DAF: An Extensible DINOS-Based Framework for Subgroup Discovery
摘要
Subgroup discovery is a data mining task that aims at finding patterns describing unusual statistical deviations concerning a specific target variable. This task has many applications, such as searching for risk groups for infectious diseases. One issue in this task is redundancy, which is the extraction of two or more patterns that provide similar knowledge. DINOS is an evolutive algorithm for subgroup discovery that outperforms state of the art solutions of the issue with a novel redundancy reduction method. It is composed of various steps that can be performed in several ways (e.g: population construction, best solution selection, class selection) to adapt to specific situations.

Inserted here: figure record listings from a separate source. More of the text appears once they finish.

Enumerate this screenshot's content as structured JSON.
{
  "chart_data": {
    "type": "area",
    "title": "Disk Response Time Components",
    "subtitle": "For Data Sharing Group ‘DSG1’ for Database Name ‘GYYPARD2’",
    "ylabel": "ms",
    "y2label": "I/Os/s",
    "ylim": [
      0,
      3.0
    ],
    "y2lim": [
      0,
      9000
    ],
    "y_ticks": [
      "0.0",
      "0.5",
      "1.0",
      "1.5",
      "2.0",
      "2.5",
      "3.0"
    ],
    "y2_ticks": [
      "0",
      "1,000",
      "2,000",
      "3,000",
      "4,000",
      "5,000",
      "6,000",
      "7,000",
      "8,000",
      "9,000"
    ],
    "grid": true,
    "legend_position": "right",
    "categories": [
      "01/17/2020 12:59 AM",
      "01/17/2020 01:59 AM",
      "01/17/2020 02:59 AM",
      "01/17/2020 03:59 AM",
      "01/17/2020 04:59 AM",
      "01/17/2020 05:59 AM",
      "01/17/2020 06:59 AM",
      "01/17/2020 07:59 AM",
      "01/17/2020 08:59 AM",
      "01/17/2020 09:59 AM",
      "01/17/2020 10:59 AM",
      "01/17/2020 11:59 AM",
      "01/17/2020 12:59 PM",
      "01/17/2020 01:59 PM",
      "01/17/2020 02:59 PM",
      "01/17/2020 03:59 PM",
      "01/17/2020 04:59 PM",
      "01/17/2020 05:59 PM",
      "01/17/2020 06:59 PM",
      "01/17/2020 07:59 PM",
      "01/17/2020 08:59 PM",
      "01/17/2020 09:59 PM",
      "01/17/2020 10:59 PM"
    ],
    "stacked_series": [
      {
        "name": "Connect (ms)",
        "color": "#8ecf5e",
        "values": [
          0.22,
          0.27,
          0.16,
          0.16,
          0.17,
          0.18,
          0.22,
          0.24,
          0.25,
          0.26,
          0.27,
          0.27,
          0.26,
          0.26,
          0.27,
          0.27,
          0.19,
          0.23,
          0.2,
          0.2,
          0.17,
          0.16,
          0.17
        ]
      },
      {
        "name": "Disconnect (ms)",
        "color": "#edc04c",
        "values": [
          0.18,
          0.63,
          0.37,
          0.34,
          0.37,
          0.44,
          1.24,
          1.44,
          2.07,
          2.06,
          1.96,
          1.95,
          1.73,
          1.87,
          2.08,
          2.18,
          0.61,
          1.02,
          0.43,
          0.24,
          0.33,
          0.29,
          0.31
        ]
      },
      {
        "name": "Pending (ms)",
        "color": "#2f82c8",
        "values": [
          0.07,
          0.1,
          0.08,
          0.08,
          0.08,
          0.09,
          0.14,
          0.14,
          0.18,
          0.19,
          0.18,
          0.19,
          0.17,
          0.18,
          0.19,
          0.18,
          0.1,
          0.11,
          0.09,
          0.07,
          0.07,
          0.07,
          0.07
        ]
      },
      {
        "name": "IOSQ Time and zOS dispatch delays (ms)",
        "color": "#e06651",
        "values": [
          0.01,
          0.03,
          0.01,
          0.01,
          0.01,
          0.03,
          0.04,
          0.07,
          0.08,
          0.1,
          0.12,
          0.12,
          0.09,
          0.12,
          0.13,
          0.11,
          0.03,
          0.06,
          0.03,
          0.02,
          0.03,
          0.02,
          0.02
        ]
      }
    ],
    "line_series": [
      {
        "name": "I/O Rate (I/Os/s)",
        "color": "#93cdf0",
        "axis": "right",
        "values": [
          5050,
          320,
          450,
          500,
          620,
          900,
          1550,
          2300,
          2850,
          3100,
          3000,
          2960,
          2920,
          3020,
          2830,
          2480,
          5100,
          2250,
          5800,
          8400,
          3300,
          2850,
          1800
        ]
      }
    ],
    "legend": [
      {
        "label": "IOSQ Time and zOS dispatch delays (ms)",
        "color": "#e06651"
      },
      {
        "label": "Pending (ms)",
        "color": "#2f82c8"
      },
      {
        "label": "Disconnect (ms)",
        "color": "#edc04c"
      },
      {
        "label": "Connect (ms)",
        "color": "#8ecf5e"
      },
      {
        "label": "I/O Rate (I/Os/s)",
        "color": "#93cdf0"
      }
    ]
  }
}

Adequate software architecture is essential to maintain the flexibility needed to use this algorithm in real applications and new investigations, which is not the case of its original implementation. This work introduces DAF, an architectural design for the DINOS algorithm oriented to the extensibility of its components. It defines a framework based on its logic, but not restricted to the techniques originally used. The proposal specifies a base structure with extension points that allow DINOS to function regardless of the specific implementation. The solution has high extensibility in terms of adding new alternatives for each component and algorithm configuration capabilities. Finally, it does not introduce undesired changes to DINOS’ original logic and there is no reduction in the subgroups’ quality.